[A much larger and politically challenging version has appeared in Economic and Political Weekly, 14 July, 2018]
The Naked Ape
According to the primatologist Frans De Waal, bonobo—also misleadingly known as ‘pigmy
chimpanzee’—is a rare species of primates. Bonobos have a pacifist,
egalitarian, and non-dominating social structure under female patronage. They lead
remarkably peaceful lives organized around complex forms of cooperation and sex.
When conflicts on resources such as food arise, bonobos, irrespective of gender,
age and social identity, engage in sexual gratification before they settle down
to share the resource. However, bonobos are only distantly related to the
hominid section of the general primate line (De Waal 2005).
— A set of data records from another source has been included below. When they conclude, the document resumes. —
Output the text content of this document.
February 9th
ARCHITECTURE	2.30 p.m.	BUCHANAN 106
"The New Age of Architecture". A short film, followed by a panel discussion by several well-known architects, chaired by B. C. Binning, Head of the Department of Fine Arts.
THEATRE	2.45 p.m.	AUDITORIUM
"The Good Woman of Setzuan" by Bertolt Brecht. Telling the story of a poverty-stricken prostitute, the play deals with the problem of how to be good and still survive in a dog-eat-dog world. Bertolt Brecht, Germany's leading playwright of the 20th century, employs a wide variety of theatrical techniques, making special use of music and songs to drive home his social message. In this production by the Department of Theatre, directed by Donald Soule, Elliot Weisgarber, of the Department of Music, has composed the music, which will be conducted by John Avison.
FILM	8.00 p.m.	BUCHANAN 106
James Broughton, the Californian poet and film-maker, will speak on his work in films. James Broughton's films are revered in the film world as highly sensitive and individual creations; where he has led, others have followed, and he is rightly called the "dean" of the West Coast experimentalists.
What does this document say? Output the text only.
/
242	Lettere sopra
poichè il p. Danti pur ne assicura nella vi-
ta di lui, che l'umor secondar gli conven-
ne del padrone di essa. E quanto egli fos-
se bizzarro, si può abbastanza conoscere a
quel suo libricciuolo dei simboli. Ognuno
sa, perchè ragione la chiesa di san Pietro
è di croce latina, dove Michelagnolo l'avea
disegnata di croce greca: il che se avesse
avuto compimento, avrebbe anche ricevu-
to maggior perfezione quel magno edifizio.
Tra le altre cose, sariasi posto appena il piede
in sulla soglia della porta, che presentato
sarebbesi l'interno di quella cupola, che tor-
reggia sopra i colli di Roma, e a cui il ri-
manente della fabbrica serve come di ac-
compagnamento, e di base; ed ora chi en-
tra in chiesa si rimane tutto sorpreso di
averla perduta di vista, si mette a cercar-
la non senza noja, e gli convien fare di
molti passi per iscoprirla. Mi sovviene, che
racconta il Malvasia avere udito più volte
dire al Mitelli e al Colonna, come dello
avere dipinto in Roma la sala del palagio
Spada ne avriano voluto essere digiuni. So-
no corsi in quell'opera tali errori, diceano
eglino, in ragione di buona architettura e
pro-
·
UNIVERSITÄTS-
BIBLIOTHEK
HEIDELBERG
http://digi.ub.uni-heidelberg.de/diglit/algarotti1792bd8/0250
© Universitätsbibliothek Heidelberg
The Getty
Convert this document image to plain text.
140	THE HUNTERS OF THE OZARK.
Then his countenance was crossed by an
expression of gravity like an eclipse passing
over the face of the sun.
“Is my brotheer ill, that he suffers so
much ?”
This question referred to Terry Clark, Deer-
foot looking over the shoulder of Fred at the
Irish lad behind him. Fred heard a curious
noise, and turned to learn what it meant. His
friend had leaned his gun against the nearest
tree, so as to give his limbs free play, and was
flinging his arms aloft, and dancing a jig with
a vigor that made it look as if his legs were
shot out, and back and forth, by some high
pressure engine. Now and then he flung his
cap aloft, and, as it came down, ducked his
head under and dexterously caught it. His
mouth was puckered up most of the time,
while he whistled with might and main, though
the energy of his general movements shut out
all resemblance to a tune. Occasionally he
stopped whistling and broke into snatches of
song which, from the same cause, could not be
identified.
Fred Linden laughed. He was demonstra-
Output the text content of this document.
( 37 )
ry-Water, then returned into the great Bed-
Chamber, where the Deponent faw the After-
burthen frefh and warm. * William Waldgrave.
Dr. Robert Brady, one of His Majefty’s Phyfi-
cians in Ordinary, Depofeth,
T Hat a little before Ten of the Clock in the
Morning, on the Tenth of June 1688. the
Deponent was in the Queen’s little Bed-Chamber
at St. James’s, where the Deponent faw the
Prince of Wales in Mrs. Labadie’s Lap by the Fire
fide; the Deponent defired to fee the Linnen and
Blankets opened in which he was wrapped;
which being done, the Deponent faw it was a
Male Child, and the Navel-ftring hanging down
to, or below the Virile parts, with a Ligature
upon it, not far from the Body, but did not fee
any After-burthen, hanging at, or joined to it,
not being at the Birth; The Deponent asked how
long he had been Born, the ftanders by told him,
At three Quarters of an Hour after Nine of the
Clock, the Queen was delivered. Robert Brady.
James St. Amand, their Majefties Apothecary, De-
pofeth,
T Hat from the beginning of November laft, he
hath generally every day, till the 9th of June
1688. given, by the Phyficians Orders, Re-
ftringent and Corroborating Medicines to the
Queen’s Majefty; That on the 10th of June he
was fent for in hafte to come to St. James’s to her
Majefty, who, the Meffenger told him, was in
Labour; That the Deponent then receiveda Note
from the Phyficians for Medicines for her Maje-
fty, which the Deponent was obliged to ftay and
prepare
Chimpanzees are our nearest living
ancestors. As De Waal points out elsewhere, chimpanzee colonies are brutally
dominated by the largest, most muscular and aggressive male. Usually the rule
is enforced with the assistance of other, slightly less-endowed males who are
willing to co-operate with the leader with a combination of guile, servitude,
and mutual benefit. The chimpanzee society teems with violence, jealousy, conspiracies,
cunning, cheating, and subterfuge, with females and juniors the worst sufferers
(De Waal 2016, 218-22).
With such direct evolutionary
lineage, it is no wonder that, in recorded history, most human societies have
been structured around exploitation and undemocratic authority, often headed by
despotic figures. In their semi-fictional mode, misty-eyed historians sometimes
report some exceptions to this rule. But even these rare cases do not seem to
stand up to scrutiny. H. G. Wells wrote of the emperor Ashoka in his book The Outline of History ‘Amidst the tens
of thousands of names of monarchs that crowd the columns of history, their
majesties and graciousnesses and serenities and royal highnesses and the like,
the name of Ashoka shines, and shines, almost alone, a star’ (cited in Das
1991).
Ashoka
is accorded such an elevated status because he marshaled a fine-tuned
propaganda machinery. According to the legends spread by powerful Buddhist pundits
and by Ashoka’s own carefully scripted edicts planted across the country,
Ashoka changed into a saintly emperor after he witnessed the massacre of
hundreds of thousands of people by his own army in the Kalinga war.
Incidentally, Ashoka killed his way to the throne itself by eliminating all his
competing relatives: the estimates of people so killed varies in number between
six and ninetynine. Before his alleged moral transformation, he was one of the
most ruthless, war-mongering rulers the ancient world ever witnessed.
In
any case, even after giving up direct warfare and adopting Buddhism as the
religion of his vast empire, he neither renounced his monarchy nor disbanded
the huge, ferocious army. Ashoka’s empire was in effect a vast police state
with a strict watch over other religious sects. The army was used to enforce
his absolute rule and unconditional compliance to Buddhism. For example, while
Ashoka’s father Bindusara was said to be a follower of Jainism, Ashoka himself
took stern steps to weed out Jaina sects, such as the Ajivikas. In one case, he
issued order to kill all the Ajivikas in
Pundravardhana. Around 18,000 followers of the Ajivika sect were executed as a
result of this order. Such narratives
abound. Needless to say, he retained his large and opulent harem, sometimes
ordering execution of an inconvenient inmate to find room for another one. (Strong 1989,
Popovski et al. 2009)
So
much for the lonely star among the tens of thousands of monarchs that crowd the
columns of history. The general scene didn’t seem to have changed significantly
even after the gradual disappearance of monarchies and emergence of various
forms of formal democracy, not to mention a wide array of dictatorships,
oligarchies and military rule. The brief history of formal democracy in the
West and the rise of communism across the world is replete with imposition of
extreme forms of autocracy, aggressive militarism, frequent mass slaughter of
people and brutal plunder of the planet. Since the history of the East and the
West converge on this count, Gandhi’s trenchant remark on the idea of
civilisation applies everywhere, including his own.
Keeping
to the post-war scene in US, Noam Chomsky concludes, after a careful survey of every US president from Truman to George
Bush I, ‘if the Nuremberg laws were applied, then
every post-war American president would have been hanged’ (Chomsky 1990). Chomsky
made these remarks in 1990. If asked to do so now, he will certainly include
Bill Clinton, George Bush II, and Barak Obama. To recall, Nuremberg trials were
conducted to bring Nazi war-criminals to justice, and many were hanged. For
now, it is important to note that Chomsky is treating all presidents of US on
par with Nazi operators in the context of war-crimes,
the subject of Nuremburg and Tokyo trials. He is not saying that US presidents are fascists. I return to Chomsky’s more
recent thoughts below in the context of this significant caveat.